Expiration Date Passed

Apparently Ta-Nehisi Coates’ magic has worn off. Several writers have recently taken issue with his ideas about race relations and whiteness (and white superiority). Thomas Chatterton Williams, who was one of the first black authors to take Coates on, returns for another at bat under with the approval of editors at the New York Times (not the New York Post or the Washington Times). This must be serious.

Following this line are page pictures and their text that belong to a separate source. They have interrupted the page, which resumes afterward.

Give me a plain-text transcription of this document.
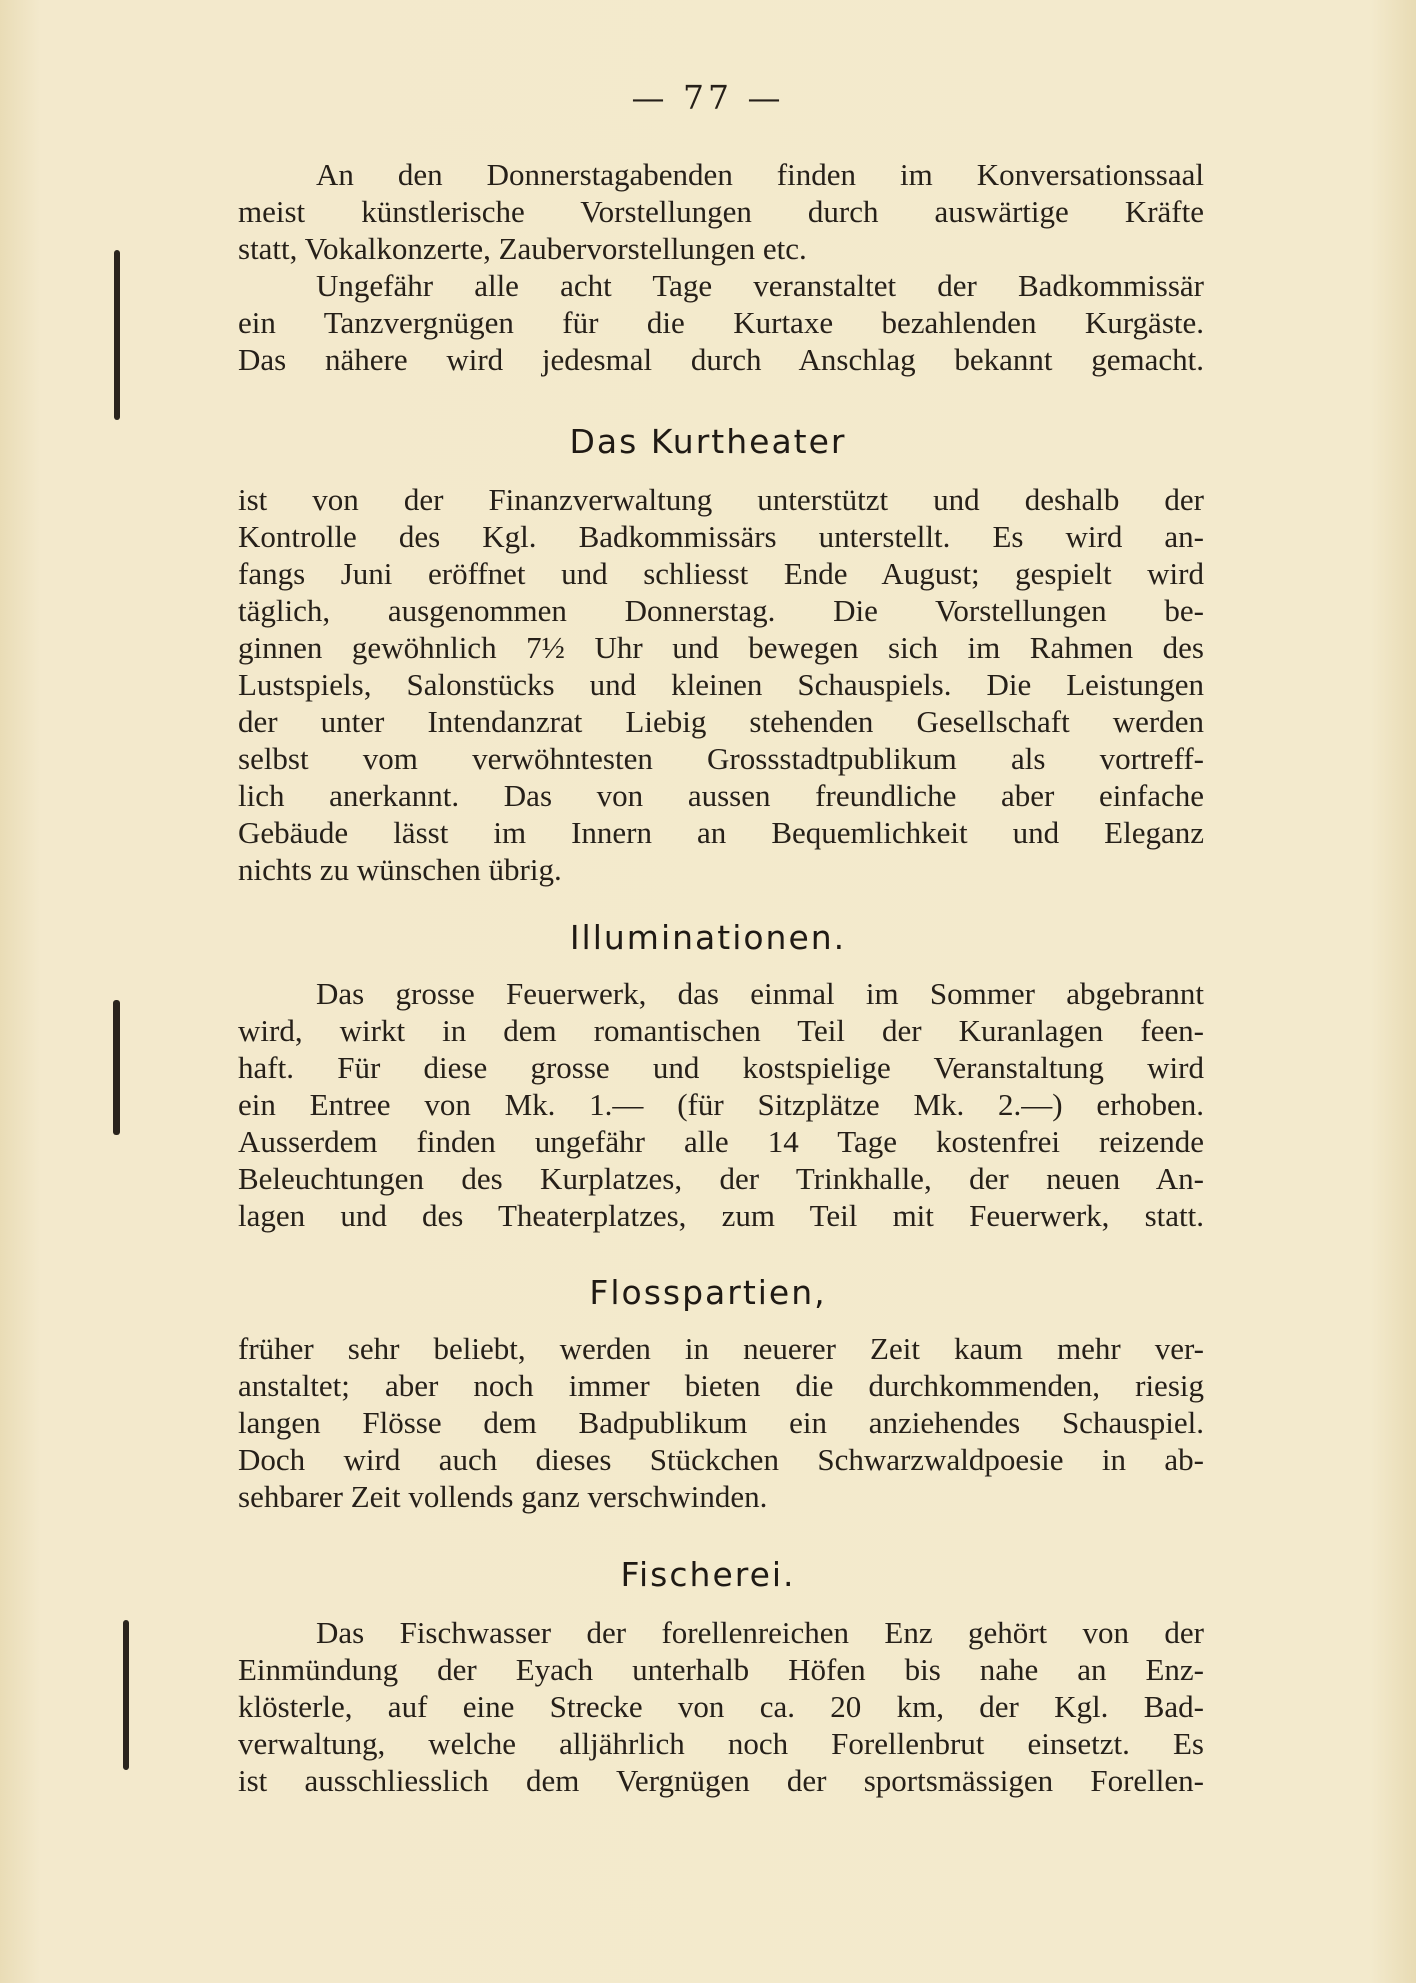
— 77 —
An den Donnerstagabenden finden im Konversationssaal
meist künstlerische Vorstellungen durch auswärtige Kräfte
statt, Vokalkonzerte, Zaubervorstellungen etc.
Ungefähr alle acht Tage veranstaltet der Badkommissär
ein Tanzvergnügen für die Kurtaxe bezahlenden Kurgäste.
Das nähere wird jedesmal durch Anschlag bekannt gemacht.
Das Kurtheater
ist von der Finanzverwaltung unterstützt und deshalb der
Kontrolle des Kgl. Badkommissärs unterstellt. Es wird an-
fangs Juni eröffnet und schliesst Ende August; gespielt wird
täglich, ausgenommen Donnerstag. Die Vorstellungen be-
ginnen gewöhnlich 7½ Uhr und bewegen sich im Rahmen des
Lustspiels, Salonstücks und kleinen Schauspiels. Die Leistungen
der unter Intendanzrat Liebig stehenden Gesellschaft werden
selbst vom verwöhntesten Grossstadtpublikum als vortreff-
lich anerkannt. Das von aussen freundliche aber einfache
Gebäude lässt im Innern an Bequemlichkeit und Eleganz
nichts zu wünschen übrig.
Illuminationen.
Das grosse Feuerwerk, das einmal im Sommer abgebrannt
wird, wirkt in dem romantischen Teil der Kuranlagen feen-
haft. Für diese grosse und kostspielige Veranstaltung wird
ein Entree von Mk. 1.— (für Sitzplätze Mk. 2.—) erhoben.
Ausserdem finden ungefähr alle 14 Tage kostenfrei reizende
Beleuchtungen des Kurplatzes, der Trinkhalle, der neuen An-
lagen und des Theaterplatzes, zum Teil mit Feuerwerk, statt.
Flosspartien,
früher sehr beliebt, werden in neuerer Zeit kaum mehr ver-
anstaltet; aber noch immer bieten die durchkommenden, riesig
langen Flösse dem Badpublikum ein anziehendes Schauspiel.
Doch wird auch dieses Stückchen Schwarzwaldpoesie in ab-
sehbarer Zeit vollends ganz verschwinden.
Fischerei.
Das Fischwasser der forellenreichen Enz gehört von der
Einmündung der Eyach unterhalb Höfen bis nahe an Enz-
klösterle, auf eine Strecke von ca. 20 km, der Kgl. Bad-
verwaltung, welche alljährlich noch Forellenbrut einsetzt. Es
ist ausschliesslich dem Vergnügen der sportsmässigen Forellen-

At the Atlantic though, where Coates writes regularly and achieved some of his fame, his editors still think Coates is brilliant and that they bask in the brilliance by publishing and endorsing his ideas. For instance, on a recent podcast about Charlottesville and the Confederate Monuments, Jeffrey Goldberg described President Trump’s reaction, in which he wondered if taking down Robert E. Lee leads to Jefferson and Washington, in cataclysmic terms:

It is an amazing moment when the president of the United States can’t delineate the difference between the Civil War and the Revolutionary War. I think this is a breakpoint in modern American history.

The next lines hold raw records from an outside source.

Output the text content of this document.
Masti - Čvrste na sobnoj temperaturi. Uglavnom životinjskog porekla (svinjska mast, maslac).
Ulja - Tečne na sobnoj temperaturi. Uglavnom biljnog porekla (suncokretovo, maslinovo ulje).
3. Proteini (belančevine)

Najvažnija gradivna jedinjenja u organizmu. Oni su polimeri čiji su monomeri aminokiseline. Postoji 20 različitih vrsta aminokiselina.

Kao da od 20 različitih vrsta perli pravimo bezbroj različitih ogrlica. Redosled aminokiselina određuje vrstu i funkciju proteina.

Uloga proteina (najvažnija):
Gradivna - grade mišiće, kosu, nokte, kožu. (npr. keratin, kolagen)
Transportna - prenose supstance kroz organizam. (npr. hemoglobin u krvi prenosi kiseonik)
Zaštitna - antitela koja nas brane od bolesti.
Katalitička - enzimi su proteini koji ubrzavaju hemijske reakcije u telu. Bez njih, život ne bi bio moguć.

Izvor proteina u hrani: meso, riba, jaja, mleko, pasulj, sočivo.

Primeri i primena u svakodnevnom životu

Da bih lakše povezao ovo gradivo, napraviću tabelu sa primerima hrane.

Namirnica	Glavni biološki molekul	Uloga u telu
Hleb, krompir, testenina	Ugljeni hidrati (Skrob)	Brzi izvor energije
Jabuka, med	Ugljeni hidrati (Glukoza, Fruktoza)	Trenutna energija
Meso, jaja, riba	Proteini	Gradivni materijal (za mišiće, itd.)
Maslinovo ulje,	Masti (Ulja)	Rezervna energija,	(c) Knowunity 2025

Hasn’t Goldberg read Coates? Someone well before Trump showed a lack of nuance in describing white supremacy in U.S. history:

For the men who needed to believe themselves white, the bodies were the key to ta social club, and the right to break the bodies was the mark of civilization. “The two great division of society are not the rich and poor, but white and black,” said the great South Carolina senator John C. Calhoun. “And all the former, the poor as well as the rich, belong to the upper class, and are respected and treated as equals.” And there it is — the right to break the black body as the meaning of their sacred equality. And that right has always given them meaning, has always meant that there was someone down in the valley because a mountain is not a mountain if there is nothing below.

You and I, my son, are that “below.” That was true in 1776. It is true today. (Coates, Between the World and Me, 104-105).

So what do the editors at the Atlantic think of a staff writer who cannot tell the difference between the Civil War and Revolutionary War?